When it comes to economic reasoning, common sense is bad advice. Take the latest initiative from Bill Gates: the multi-billionaire and philanthropist has just decided, via his anti-CO2 Breakthrough Energy Ventures, to invest 20 million dollars in a revolutionary start-up, Blue Frontier, which develops an air conditioning system clean, i.e. 50% to 90% more energy efficient. Who would blame him? Isn’t the founder of Microsoft in this role of savior of the planet that he has given himself? Isn’t it legitimate to give back more “efficient” all fossil fuel-consuming machines? The 2 billion air conditioners in service in the world are a real nuisance, they are responsible for nearly 4% of greenhouse gas emissions. Their number should increase by half in the next ten years. Bill Gates is convinced he can change the situation.
A certain sobriety is essential in the use of the word “sobriety”
This logic comes up against a bone: the paradox of Jevons. William Stanley Jevons (1835-1882) was an English neoclassical economist. In a book published in 1865, “The Coal Question”, he was the first to show that, contrary to common sense, an innovation that saves energy does not lead to a reduction in production. global energy, but… its increase. Efficiency leads to lower costs, which translates into a rebound in demand.
The sequel after the ad
The rebound effect
In Jevons’ day, coal producers were concerned about the increasing efficiency of blast furnaces and other steam engines. The demand for coal, they feared, would fall. Jevons reassured them: it will increase! “The idea that more efficient use of fuel means less consumption is totally confusing. The exact opposite is true.” he writes. The rebound in demand, he developed then, would largely compensate for the drop in consumption of each machine. The risk he perceived then was rather an accelerated exhaustion of the English mines.
Ecology and economy, enemy sisters
Although Keynes ranked him among the “great minds” of the XIXe century, Jevons fell into oblivion. Its paradox has however been verified on numerous occasions. Thus in commercial aviation, the drop in kerosene consumption was welcomed as good news for the environment: the emission of CO2 per aircraft fell by 60% between 1960 and 2000. But the resulting fall in costs also favored the low-cost boom and, with it, that of air traffic. Similarly, the appearance of low-energy LEDs has led to an explosion in the number of screens in public spaces – and the advertising pollution they peddle – which can hardly be considered progress.
Changing economic approach
Should we conclude that Bill Gates would do better to invest his money in start-ups working not on air conditioning, but on the insulation of buildings? Alas, in this area too, the paradox of Jevons lurks in the shadows. It has been found that individuals whose energy bills are falling tend to increase the temperature of their heating… And when they don’t, they can also take advantage of the savings made to afford (for example) an additional air trip .
15, 19 or 21°C: “Thermal comfort is a social construction”

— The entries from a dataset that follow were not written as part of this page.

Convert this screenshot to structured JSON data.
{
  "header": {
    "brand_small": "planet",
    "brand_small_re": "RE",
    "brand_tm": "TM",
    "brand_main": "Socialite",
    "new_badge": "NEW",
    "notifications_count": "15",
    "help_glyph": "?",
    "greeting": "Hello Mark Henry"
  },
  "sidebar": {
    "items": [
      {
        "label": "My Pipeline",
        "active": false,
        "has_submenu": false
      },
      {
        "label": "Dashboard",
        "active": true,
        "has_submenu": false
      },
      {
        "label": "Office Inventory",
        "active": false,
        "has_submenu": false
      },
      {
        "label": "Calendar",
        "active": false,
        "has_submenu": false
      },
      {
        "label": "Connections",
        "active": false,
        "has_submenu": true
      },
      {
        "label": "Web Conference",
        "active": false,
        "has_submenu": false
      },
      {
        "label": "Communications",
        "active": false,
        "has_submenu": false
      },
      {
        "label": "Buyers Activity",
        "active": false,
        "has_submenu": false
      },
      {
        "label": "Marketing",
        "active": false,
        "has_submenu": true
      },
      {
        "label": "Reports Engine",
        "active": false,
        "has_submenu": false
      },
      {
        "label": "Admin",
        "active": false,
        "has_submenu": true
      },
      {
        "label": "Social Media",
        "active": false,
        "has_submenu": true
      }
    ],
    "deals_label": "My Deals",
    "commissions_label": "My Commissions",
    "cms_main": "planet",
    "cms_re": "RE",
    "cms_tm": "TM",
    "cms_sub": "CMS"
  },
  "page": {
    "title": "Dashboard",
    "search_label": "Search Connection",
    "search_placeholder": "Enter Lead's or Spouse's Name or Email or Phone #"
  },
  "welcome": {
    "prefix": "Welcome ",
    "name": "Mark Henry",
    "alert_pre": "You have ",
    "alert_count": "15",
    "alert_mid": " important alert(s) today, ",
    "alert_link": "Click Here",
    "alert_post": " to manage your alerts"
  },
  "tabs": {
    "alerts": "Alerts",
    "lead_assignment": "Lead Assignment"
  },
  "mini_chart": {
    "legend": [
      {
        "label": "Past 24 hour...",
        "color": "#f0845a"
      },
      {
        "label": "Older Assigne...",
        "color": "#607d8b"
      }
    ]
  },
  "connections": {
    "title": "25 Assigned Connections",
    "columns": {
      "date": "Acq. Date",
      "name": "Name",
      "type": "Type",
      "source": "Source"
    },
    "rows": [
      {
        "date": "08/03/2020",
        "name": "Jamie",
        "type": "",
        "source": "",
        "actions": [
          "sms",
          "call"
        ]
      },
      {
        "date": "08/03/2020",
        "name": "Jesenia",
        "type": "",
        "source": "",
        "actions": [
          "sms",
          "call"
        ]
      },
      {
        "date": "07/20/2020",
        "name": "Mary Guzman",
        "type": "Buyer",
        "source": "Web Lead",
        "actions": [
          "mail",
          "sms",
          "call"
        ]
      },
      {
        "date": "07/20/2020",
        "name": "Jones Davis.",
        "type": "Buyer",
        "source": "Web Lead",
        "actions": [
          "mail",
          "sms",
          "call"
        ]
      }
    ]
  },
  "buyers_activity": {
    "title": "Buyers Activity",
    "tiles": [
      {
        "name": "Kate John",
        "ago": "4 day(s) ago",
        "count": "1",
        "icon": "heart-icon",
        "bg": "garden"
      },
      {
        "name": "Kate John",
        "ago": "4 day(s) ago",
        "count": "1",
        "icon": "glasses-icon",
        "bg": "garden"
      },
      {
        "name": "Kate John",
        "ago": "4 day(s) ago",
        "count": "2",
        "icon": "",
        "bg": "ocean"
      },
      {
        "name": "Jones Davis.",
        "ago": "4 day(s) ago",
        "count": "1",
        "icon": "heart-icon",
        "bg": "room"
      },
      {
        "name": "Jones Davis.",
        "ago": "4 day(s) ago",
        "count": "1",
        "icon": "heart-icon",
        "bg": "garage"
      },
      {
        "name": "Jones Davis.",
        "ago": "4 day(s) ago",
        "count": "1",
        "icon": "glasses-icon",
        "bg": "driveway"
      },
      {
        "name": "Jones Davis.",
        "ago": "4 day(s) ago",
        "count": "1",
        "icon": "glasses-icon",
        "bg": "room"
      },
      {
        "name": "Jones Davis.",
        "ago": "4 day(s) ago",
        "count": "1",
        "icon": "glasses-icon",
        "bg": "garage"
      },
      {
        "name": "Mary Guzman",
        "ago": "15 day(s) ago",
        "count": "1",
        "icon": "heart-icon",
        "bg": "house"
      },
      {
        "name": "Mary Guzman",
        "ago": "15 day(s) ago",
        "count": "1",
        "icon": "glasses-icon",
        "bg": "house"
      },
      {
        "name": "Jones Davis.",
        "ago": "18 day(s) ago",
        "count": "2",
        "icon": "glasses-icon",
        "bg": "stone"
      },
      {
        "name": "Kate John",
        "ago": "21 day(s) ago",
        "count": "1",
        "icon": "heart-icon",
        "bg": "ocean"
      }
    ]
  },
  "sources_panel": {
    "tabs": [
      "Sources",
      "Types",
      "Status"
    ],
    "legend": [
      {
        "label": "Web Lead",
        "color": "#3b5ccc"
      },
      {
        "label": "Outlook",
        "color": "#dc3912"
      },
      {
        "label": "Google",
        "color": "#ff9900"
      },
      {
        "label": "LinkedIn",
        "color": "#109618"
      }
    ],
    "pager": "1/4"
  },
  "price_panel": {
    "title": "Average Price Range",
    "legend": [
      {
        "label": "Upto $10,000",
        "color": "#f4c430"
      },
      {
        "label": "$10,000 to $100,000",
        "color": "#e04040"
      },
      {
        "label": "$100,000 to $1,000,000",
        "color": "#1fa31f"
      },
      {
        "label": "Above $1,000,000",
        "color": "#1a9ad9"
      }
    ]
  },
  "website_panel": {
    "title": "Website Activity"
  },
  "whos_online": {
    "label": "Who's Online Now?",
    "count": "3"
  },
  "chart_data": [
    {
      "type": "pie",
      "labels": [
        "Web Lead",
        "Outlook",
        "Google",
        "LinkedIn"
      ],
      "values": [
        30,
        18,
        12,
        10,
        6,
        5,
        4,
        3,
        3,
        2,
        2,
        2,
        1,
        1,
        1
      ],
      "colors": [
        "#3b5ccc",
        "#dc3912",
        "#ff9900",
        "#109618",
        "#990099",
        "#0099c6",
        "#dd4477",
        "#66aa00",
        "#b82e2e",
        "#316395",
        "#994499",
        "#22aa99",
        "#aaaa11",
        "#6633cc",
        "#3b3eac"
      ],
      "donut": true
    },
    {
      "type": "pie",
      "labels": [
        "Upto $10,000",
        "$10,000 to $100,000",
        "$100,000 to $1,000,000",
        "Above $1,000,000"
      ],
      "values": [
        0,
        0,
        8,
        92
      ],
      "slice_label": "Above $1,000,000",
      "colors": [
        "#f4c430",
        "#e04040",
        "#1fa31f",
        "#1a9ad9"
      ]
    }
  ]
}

We haven’t left the inn… unless we change our economic approach. It’s not about denying “energy efficiency”, but to think it, instead of devoting a simple cult to it. The objective, for investments in energy savings to make sense, must be to cancel “rebound effect” described by Jevons. States have tools to achieve this: taxes, caps, quotas, regulations, and other big words that scratch too many ears. Is it normal that kerosene, despite advances in the efficiency of air transport, is still exempt from taxes? Or that we come across LED screens displaying advertising in restaurant toilets? Not to mention the air-conditioned stores that keep their doors wide open. Blue Frontier-type innovations will not be “breakthroughs” if they facilitate such craziness.
Pascal Riché will now provide the column devoted to the economy every two weeks, alternating with Daniel Cohen.